State legislatures in Minnesota and Missouri, where similar bills were introduced, adjourned their regular sessions in May without passing the legislation. Lawmakers in Kentucky and Georgia also introduced bills this year, but the Kentucky General Assembly adjourned in April and the procedural window for the Georgia bill has passed. Unless lawmakers take up the bills in a special session, they will have to reintroduce the legislation when the legislatures convene next year.

Colorado group aims to preempt gas bans with ballot measure

A Colorado group that supports oil and gas development is drumming up support for a ballot initiative that would prohibit local governments or the state from banning natural gas hookups in new construction. The effort by Protect Colorado to put the issue before Centennial State voters in November marks a new strategy in the ongoing battle over building electrification.

“Every day natural gas is used to heat the water we cook with and keep the lights on in Colorado homes and businesses,” Protect Colorado said on its website. “Now, some groups want to take that choice away by banning natural gas in newly constructed homes and ending natural gas production in Colorado.”

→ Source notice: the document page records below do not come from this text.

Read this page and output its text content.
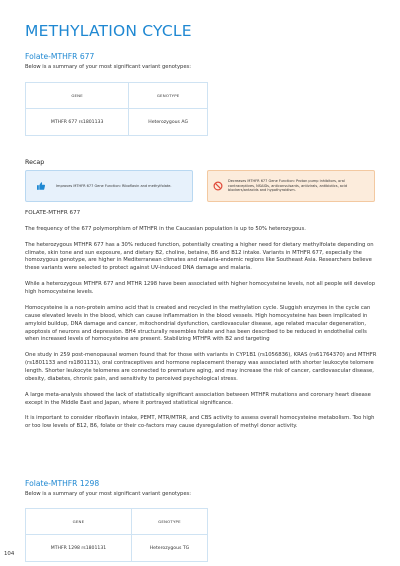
METHYLATION CYCLE
Folate-MTHFR 677
Below is a summary of your most significant variant genotypes:
GENE	GENOTYPE
MTHFR 677 rs1801133	Heterozygous AG
Recap
Improves MTHFR 677 Gene Function: Riboflavin and methylfolate.
Decreases MTHFR 677 Gene Function: Proton pump inhibitors, oral contraceptives, NSAIDs, anticonvulsants, antivirals, antibiotics, acid blockers/antacids and hypothyroidism.

FOLATE-MTHFR 677

The frequency of the 677 polymorphism of MTHFR in the Caucasian population is up to 50% heterozygous.

The heterozygous MTHFR 677 has a 30% reduced function, potentially creating a higher need for dietary methylfolate depending on climate, skin tone and sun exposure, and dietary B2, choline, betaine, B6 and B12 intake. Variants in MTHFR 677, especially the homozygous genotype, are higher in Mediterranean climates and malaria-endemic regions like Southeast Asia. Researchers believe these variants were selected to protect against UV-induced DNA damage and malaria.

While a heterozygous MTHFR 677 and MTHR 1298 have been associated with higher homocysteine levels, not all people will develop high homocysteine levels.

Homocysteine is a non-protein amino acid that is created and recycled in the methylation cycle. Sluggish enzymes in the cycle can cause elevated levels in the blood, which can cause inflammation in the blood vessels. High homocysteine has been implicated in amyloid buildup, DNA damage and cancer, mitochondrial dysfunction, cardiovascular disease, age related macular degeneration, apoptosis of neurons and depression. BH4 structurally resembles folate and has been described to be reduced in endothelial cells when increased levels of homocysteine are present. Stabilizing MTHFR with B2 and targeting

One study in 259 post-menopausal women found that for those with variants in CYP1B1 (rs1056836), KRAS (rs61764370) and MTHFR (rs1801133 and rs1801131), oral contraceptives and hormone replacement therapy was associated with shorter leukocyte telomere length. Shorter leukocyte telomeres are connected to premature aging, and may increase the risk of cancer, cardiovascular disease, obesity, diabetes, chronic pain, and sensitivity to perceived psychological stress.

A large meta-analysis showed the lack of statistically significant association between MTHFR mutations and coronary heart disease except in the Middle East and Japan, where it portrayed statistical significance.

It is important to consider riboflavin intake, PEMT, MTR/MTRR, and CBS activity to assess overall homocysteine metabolism. Too high or too low levels of B12, B6, folate or their co-factors may cause dysregulation of methyl donor activity.

Folate-MTHFR 1298
Below is a summary of your most significant variant genotypes:
GENE	GENOTYPE
MTHFR 1298 rs1801131	Heterozygous TG
104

Electrification backers like the Rocky Mountain Institute and Sierra Club are active in Colorado, but building decarbonization efforts in the state have not followed the California model.

Cities including Boulder, Denver and Fort Collins have adopted energy benchmarking or performance ordinances for existing buildings, which could eventually support electrification. In Boulder, the building code for new construction is getting progressively stricter to reduce greenhouse gas emissions, making it more difficult to build within the code if the structure includes gas infrastructure.

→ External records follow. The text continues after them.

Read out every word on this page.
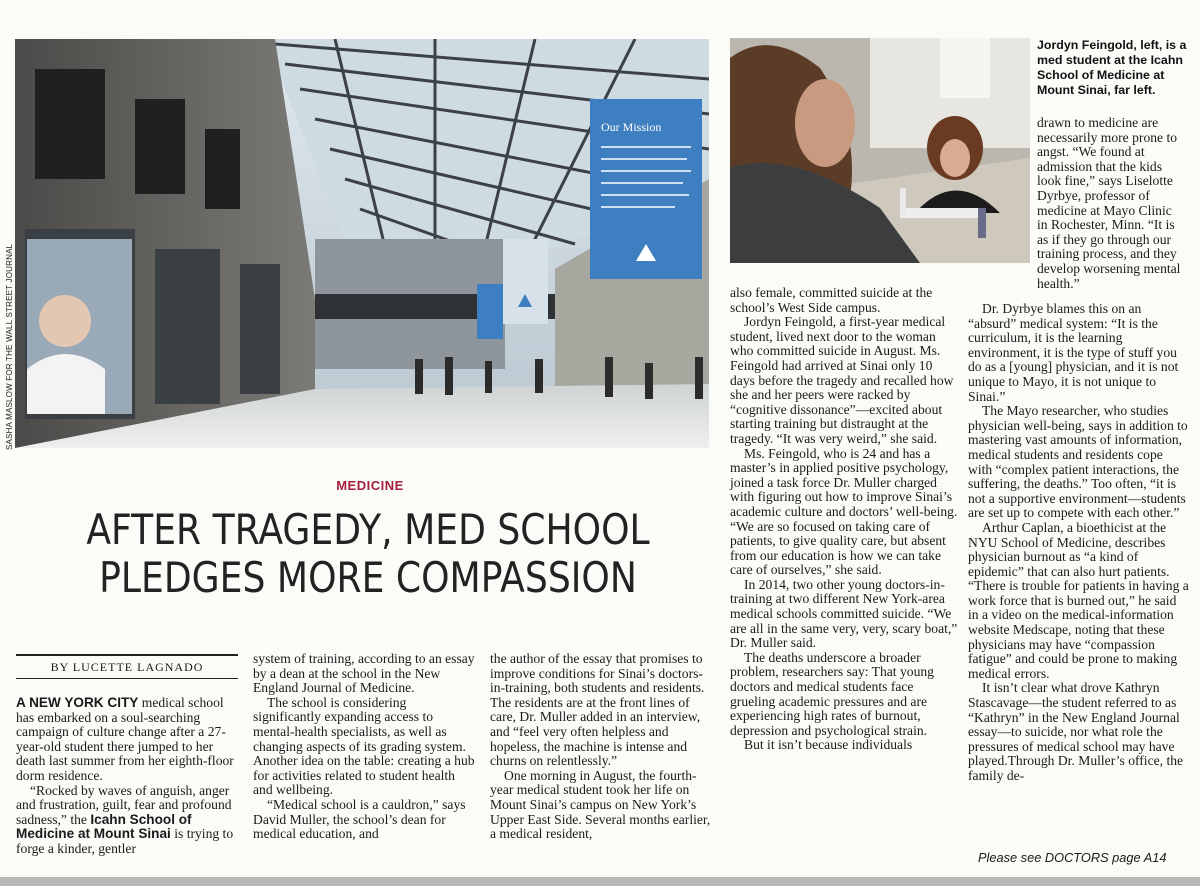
Our Mission
SASHA MASLOW FOR THE WALL STREET JOURNAL
Jordyn Feingold, left, is a med student at the Icahn School of Medicine at Mount Sinai, far left.
MEDICINE
AFTER TRAGEDY, MED SCHOOL
PLEDGES MORE COMPASSION
BY LUCETTE LAGNADO

A NEW YORK CITY medical school has embarked on a soul-searching campaign of culture change after a 27-year-old student there jumped to her death last summer from her eighth-floor dorm residence.

“Rocked by waves of anguish, anger and frustration, guilt, fear and profound sadness,” the Icahn School of Medicine at Mount Sinai is trying to forge a kinder, gentler

system of training, according to an essay by a dean at the school in the New England Journal of Medicine.

The school is considering significantly expanding access to mental-health specialists, as well as changing aspects of its grading system. Another idea on the table: creating a hub for activities related to student health and wellbeing.

“Medical school is a cauldron,” says David Muller, the school’s dean for medical education, and

the author of the essay that promises to improve conditions for Sinai’s doctors-in-training, both students and residents. The residents are at the front lines of care, Dr. Muller added in an interview, and “feel very often helpless and hopeless, the machine is intense and churns on relentlessly.”

One morning in August, the fourth-year medical student took her life on Mount Sinai’s campus on New York’s Upper East Side. Several months earlier, a medical resident,

also female, committed suicide at the school’s West Side campus.

Jordyn Feingold, a first-year medical student, lived next door to the woman who committed suicide in August. Ms. Feingold had arrived at Sinai only 10 days before the tragedy and recalled how she and her peers were racked by “cognitive dissonance”—excited about starting training but distraught at the tragedy. “It was very weird,” she said.

Ms. Feingold, who is 24 and has a master’s in applied positive psychology, joined a task force Dr. Muller charged with figuring out how to improve Sinai’s academic culture and doctors’ well-being. “We are so focused on taking care of patients, to give quality care, but absent from our education is how we can take care of ourselves,” she said.

In 2014, two other young doctors-in-training at two different New York-area medical schools committed suicide. “We are all in the same very, very, scary boat,” Dr. Muller said.

The deaths underscore a broader problem, researchers say: That young doctors and medical students face grueling academic pressures and are experiencing high rates of burnout, depression and psychological strain.

But it isn’t because individuals

drawn to medicine are necessarily more prone to angst. “We found at admission that the kids look fine,” says Liselotte Dyrbye, professor of medicine at Mayo Clinic in Rochester, Minn. “It is as if they go through our training process, and they develop worsening mental health.”

Dr. Dyrbye blames this on an “absurd” medical system: “It is the curriculum, it is the learning environment, it is the type of stuff you do as a [young] physician, and it is not unique to Mayo, it is not unique to Sinai.”

The Mayo researcher, who studies physician well-being, says in addition to mastering vast amounts of information, medical students and residents cope with “complex patient interactions, the suffering, the deaths.” Too often, “it is not a supportive environment—students are set up to compete with each other.”

Arthur Caplan, a bioethicist at the NYU School of Medicine, describes physician burnout as “a kind of epidemic” that can also hurt patients. “There is trouble for patients in having a work force that is burned out,” he said in a video on the medical-information website Medscape, noting that these physicians may have “compassion fatigue” and could be prone to making medical errors.

It isn’t clear what drove Kathryn Stascavage—the student referred to as “Kathryn” in the New England Journal essay—to suicide, nor what role the pressures of medical school may have played.Through Dr. Muller’s office, the family de-

Please see DOCTORS page A14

Lafayette, Colo., Mayor Jamie Harkins said her city is not currently pursuing a California-style ordinance as part of its energy road map, but she opposes the ballot measure. She said it would strip local control and policy options from Lafayette, a member of Colorado Communities for Climate Action.

“Taking away a tool in our toolkit is really problematic,” she said. “Any time you take away something that may prove to be effective in other places, it’s just really a handicap for all of us.”